Nevertheless, people are paid or otherwise motivated to do it. In line with Arendt, what this book shows, in its analysis of how future conflicts were and are framed and planned for, is that our perceptions and predictions of tomorrow are routinely shaped by the ideology and underlying values which shape our view of today – as well as by the genuine difficulty of understanding the complex phenomena and trends which might lead to war and violence. Realism, pacifism, idealism, populism, nationalism, racism – and a whole host of -isms – place lenses before our eyes which distort our view of what may come to pass. A fascinating example of this can be seen in the way some writers of the modern, digital age, have come to believe that they can develop algorithms which predict how people with certain profiles will be drawn into joining violent extremist groups – no doubt reflecting our present-day fascination with automated knowledge.

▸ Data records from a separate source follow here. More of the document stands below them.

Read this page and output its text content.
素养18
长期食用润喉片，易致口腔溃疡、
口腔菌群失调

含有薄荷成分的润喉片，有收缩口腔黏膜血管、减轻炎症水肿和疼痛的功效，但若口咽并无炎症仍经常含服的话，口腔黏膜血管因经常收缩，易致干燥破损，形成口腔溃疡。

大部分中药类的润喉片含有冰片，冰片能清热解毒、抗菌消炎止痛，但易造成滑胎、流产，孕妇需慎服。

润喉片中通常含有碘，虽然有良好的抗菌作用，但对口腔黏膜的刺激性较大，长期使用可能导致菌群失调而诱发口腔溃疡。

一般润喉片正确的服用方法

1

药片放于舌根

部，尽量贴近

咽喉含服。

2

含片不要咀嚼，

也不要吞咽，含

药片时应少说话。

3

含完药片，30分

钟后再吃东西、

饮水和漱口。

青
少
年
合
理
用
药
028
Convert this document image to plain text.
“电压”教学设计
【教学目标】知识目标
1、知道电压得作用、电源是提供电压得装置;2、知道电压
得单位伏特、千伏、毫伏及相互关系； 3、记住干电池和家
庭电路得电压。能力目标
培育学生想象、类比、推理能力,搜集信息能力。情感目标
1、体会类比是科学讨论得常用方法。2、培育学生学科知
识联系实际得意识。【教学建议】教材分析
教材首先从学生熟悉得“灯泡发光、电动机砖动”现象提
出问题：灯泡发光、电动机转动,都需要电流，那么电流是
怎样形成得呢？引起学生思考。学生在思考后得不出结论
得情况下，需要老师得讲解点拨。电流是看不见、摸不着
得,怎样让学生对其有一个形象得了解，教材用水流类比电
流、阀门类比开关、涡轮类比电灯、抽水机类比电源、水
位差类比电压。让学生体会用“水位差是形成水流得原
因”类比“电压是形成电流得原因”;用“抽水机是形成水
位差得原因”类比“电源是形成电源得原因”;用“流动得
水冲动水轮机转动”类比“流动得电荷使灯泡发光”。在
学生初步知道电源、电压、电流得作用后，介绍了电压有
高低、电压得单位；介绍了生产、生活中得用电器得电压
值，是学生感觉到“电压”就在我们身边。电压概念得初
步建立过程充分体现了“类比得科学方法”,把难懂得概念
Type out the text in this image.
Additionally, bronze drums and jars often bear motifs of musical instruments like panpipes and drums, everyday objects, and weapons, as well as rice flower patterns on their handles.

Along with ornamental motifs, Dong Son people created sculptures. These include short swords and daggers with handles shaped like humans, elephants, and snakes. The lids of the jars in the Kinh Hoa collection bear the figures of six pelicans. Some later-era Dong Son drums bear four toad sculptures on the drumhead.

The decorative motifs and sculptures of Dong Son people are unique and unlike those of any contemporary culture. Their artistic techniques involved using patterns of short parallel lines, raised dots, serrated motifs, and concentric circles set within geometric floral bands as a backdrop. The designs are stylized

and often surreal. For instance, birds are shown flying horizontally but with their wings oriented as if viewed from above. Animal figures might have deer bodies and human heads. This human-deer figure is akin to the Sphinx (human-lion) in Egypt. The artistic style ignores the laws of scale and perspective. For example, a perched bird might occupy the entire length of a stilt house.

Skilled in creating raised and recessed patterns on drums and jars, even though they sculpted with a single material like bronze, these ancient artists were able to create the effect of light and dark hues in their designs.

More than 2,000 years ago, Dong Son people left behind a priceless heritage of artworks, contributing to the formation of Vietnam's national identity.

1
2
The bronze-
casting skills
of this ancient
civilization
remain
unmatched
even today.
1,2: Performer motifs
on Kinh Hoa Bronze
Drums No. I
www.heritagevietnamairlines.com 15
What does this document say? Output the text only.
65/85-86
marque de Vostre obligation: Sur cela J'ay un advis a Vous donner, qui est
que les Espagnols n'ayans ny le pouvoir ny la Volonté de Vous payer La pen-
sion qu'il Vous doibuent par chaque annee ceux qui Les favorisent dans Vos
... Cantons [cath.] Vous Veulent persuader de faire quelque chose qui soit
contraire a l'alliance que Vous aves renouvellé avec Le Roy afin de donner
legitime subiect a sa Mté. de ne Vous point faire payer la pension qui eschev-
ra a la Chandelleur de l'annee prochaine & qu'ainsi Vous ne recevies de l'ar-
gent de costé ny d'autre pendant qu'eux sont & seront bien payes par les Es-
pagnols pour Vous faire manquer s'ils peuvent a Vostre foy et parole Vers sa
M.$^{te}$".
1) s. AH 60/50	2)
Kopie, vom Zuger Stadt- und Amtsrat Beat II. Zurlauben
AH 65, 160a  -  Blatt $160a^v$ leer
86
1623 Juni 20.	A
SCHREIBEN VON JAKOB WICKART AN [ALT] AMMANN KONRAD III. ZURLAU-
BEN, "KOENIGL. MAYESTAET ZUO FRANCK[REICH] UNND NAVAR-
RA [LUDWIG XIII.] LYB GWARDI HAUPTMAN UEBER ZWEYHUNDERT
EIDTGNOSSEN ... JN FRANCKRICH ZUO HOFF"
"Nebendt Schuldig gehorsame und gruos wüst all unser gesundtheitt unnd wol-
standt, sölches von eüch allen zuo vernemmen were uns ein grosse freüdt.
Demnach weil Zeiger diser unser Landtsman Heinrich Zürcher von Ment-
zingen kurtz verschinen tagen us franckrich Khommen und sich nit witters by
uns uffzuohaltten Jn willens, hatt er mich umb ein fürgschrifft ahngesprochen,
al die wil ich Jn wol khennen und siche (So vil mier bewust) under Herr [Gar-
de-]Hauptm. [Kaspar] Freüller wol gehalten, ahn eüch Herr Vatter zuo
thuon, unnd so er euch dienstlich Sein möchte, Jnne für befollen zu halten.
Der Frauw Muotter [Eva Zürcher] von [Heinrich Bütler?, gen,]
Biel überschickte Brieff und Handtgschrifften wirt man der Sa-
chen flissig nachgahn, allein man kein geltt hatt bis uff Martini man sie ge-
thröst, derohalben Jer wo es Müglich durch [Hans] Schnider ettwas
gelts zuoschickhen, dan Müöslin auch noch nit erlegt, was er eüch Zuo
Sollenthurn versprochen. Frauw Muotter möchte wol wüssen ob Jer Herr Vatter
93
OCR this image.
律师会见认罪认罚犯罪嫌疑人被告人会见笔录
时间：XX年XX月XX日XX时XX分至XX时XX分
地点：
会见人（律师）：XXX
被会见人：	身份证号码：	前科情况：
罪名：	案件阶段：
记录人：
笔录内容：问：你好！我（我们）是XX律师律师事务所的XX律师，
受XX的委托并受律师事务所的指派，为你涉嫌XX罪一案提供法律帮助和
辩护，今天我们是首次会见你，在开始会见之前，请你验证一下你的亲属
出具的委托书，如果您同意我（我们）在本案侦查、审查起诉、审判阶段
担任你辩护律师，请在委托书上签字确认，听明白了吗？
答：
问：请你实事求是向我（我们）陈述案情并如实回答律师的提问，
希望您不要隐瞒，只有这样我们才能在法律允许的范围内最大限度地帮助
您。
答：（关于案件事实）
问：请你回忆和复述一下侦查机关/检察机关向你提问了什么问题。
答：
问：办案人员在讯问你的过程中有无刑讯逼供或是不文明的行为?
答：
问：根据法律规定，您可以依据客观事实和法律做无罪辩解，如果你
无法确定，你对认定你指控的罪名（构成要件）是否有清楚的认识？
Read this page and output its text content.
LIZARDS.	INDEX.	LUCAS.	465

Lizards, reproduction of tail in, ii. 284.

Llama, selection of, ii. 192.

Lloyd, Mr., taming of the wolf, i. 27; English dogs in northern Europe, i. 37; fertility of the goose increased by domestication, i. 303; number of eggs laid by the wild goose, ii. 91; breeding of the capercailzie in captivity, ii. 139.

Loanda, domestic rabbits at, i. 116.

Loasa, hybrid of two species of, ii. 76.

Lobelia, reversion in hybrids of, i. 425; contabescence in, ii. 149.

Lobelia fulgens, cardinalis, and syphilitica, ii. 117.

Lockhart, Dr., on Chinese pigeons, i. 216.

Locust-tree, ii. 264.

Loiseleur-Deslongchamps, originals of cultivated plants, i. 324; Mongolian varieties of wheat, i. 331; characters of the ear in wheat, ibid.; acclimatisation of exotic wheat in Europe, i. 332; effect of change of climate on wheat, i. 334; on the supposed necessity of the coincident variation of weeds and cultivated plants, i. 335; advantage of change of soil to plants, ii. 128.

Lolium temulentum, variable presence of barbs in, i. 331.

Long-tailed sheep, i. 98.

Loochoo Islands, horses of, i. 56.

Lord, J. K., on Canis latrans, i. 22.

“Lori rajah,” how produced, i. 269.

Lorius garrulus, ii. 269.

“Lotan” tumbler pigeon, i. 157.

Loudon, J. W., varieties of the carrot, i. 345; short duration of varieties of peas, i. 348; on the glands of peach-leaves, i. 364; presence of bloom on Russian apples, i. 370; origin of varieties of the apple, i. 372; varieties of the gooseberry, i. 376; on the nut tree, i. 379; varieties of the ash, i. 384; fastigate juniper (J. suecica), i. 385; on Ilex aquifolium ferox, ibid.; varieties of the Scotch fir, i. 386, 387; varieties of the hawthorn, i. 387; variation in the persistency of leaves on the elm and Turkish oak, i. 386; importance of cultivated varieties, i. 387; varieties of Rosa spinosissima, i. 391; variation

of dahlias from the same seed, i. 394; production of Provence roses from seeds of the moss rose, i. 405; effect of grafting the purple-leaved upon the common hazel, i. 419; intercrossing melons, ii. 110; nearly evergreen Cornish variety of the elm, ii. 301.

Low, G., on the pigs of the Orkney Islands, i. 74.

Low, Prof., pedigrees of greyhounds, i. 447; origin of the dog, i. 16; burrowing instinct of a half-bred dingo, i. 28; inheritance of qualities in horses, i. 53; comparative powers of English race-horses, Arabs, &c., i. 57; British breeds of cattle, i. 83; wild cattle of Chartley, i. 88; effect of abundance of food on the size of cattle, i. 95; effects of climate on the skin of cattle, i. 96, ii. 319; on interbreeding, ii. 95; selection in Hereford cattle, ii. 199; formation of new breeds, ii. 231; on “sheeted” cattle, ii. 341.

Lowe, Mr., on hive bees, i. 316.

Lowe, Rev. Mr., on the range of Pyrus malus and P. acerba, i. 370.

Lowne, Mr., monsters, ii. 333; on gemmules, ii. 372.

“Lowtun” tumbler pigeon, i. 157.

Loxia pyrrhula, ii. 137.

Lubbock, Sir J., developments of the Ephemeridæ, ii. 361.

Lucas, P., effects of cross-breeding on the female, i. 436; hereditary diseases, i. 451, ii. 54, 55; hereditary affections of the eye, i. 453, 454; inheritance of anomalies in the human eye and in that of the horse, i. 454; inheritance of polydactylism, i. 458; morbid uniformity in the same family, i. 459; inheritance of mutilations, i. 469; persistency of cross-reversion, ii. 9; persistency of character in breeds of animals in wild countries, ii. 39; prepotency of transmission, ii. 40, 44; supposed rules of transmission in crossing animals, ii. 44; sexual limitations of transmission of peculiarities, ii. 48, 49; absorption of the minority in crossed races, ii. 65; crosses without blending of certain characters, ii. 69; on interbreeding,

The Future of War is well worth reading, especially for the non-expert, as its middle section is a kind of tapestry of all the different kinds of conflict which have been going on since the end of the Cold War. So, a useful summary of the turbulence of our era. It has become routine to say that modern day conflicts are increasingly fragmented, interconnected and intractable, and the book reflects this. It pretty much rejects the various attempts which have been made to bring a ‘scientific’ analytical lens to the study and understanding of how wars happen. Such methods don’t seem to have added much to the understanding we had before, imperfect as that has always been. Wars – and the politics and geopolitics they reflect – are so multi-faceted, it is hard to explain them usefully in a scientific way. Just try transposing the constantly evolving Syrian conflict(s) into the straitjacket of a database, if you want to test this.

Perhaps on some level, it’s encouraging that we are still making history without knowing what is going to happen next – despite the valiant attempts of think tanks to predict societal processes and outcomes. This also has lessons for peacebuilding and other social change endeavours: just as it’s hard to predict the onset and character of conflicts accurately, we should be wary of claiming to know how well-meaning actions designed to promote peaceful co-existence within and between societies will actually work out.

Nevertheless, I think Freedman’s analysis bears out the idea that, even if we can’t predict how tomorrow – our future history – will be, we can at least see that there are a number of factors more associated with peace, than with war. And that these factors are also negatively correlated with the presence of violence within society (domestic violence, organised criminal gangs, and violent politics, for example).  So, even if we can’t control how peace evolves or is built, if we focus our attention on trying to strengthen these factors, we can be relatively confident that we’ll become better at redirecting human energy away from war, towards more positive forms of interaction and investment. The attributes which create this kind of resilience to conflict are imbued with the idea of fairness, and can be summarised as:

  • Good governance, and trusting, functional relationships among people and between peoples, and between people and their governments
  • Decent, fair opportunities for people and communities across and between different groups in society, to earn a livelihood
  • Fair access to the means of justice, and the means to stay safe from harm, and
  • Fair access to opportunities for education, health, a decent living environment, and to improve our families’ lives.

Fig 1 peace factors

These are what International Alert, in its Programming Framework, calls the Peace Factors. Even if we can’t predict and prevent all wars, if the global community, nations and local communities were to focus more of their attention on strengthening these attributes of resilience to violent conflict, we’d be heading in the right direction, and the Future of War would be a declining one. Not a bad way to think, today, of all days: 11th November, the anniversary of the Armistice signed at the end of the Great War in 1918 – after millions of people had died.